Show capture commends on load Default: Enabled

If a capture is newly loaded (i.e. it is not in the recent captures list having been loaded before) and it contains a comments section, then the capture comments panel will be displayed and brought to the front to show the comments on load.

Newly created captures will not have any comments, they are only added through the UI, so this only applies to captures made somewhere else that have had comments added to them.

For more information, see How do I annotate a capture?.

Android options

Android SDK root path Default: Empty

RenderDoc requires some android tools from the android SDK to be able to function. In most cases it’s able to locate the tools automatically without any configuration needed, but if not this option allows you to manually locate the SDK root.

By default it will try to auto-locate those tools by looking in different environment variables like ANDROID_HOME and ANDROID_SDK, or else searching the default executable path. If it fails completely it will try to use the tools bundled with RenderDoc’s installation.

This setting, if present, will override all other search paths and be looked in first.


Java JDK root path Default: Empty

RenderDoc may require tools from the Java JDK in some rare circumstances. In most cases it’s able to locate the tools automatically without any configuration needed, but if not this option allows you to manually locate the JDK root.

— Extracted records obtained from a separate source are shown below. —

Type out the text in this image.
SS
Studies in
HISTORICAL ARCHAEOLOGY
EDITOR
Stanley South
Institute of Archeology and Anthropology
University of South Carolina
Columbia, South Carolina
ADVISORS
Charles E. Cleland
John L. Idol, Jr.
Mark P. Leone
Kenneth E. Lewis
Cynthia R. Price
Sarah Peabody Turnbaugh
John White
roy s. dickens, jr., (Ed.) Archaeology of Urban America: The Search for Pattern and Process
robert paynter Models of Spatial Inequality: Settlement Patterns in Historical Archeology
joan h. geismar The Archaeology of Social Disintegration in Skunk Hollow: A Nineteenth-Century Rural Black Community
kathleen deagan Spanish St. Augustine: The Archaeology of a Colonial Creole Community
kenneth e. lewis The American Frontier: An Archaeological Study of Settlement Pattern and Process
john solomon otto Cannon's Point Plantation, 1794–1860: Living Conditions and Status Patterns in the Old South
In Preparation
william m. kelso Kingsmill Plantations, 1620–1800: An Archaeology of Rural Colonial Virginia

By default it will try to auto-locate the tools by looking in JAVA_HOME or else searching the default executable path.

This setting, if present, will override all other search paths and be looked in first.


Max Connection Timeout Default: 30 seconds

Some Android programs take a long time to start up before they begin rendering. This setting allows you to define a timeout before RenderDoc will consider the execution and connection to have failed.

This only applies to running Android programs.